After that, it is necessary to establish contact with the first persons of companies-potential investors. It is clear that they can send a simple investment proposal (summary of the investment memorandum). If it is correctly drawn up (clear positioning and unambiguous addressing to one of the top managers), then, most likely, it will be able to reach the manager who makes the decision to start negotiations. However, the risk that the message will remain lying on the desk of a middle manager or personal assistant to the head of the company remains quite large. Access to the first persons is simplified if the seller is represented by an intermediary or consultant who is well known in the investment business.
After a potential investor declares his intention to invest in the company, the parties come to an agreement on the main investment parameters. Here an important role is played by: the order of receipt of investments. It is necessary to determine whether the investments will come at a time or in parts, whether the amount of investments will depend on the success of the implementation of the declared business project; the powers received by the investor, his rights to withdraw from investments. It is necessary to immediately specify how this process will be carried out: whether the owner of the company will receive priority rights to buy out the investor's package, whether a strategic investor will be attracted, whether an IPO is planned; proposed mechanisms for monitoring the use of invested funds. It is necessary to decide what kind of additional reporting should be provided to the investor, how the distribution of the company's profit will take place - what part the owner will receive, which investor. Often the best option is to reinvest the profits in business development - this approach will allow you to get the maximum income after a public offering of shares or a sale of the company to a strategic investor.

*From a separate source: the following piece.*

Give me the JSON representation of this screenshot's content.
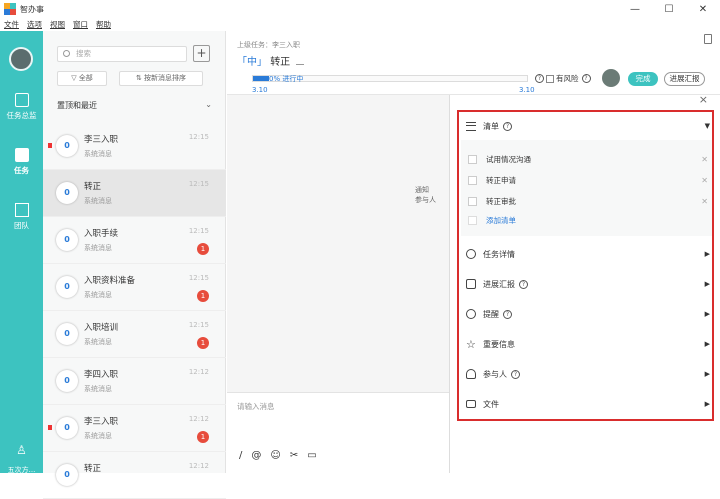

There are many other mechanisms for direct receipt of direct investment. This includes the purchase of shares in companies (stakes in LLCs) and “mezzanine” financing (the use of financial instruments that have the characteristics of both debt and equity, usually a combination of subordinated debt with options to acquire a block of shares). Sometimes private equity funds invest in acquiring stakes in mature companies that are not growing at a high rate. The acquisition is often leveraged (LBO). The funds can be invested not by one fund, but by several - in this case, each of the investors can agree to receive a relatively small block of shares - 10-15%. There are cases when direct investments took the form of a commodity loan. In any case, if and the company is of interest to direct investors, they will be able to find the best way to invest.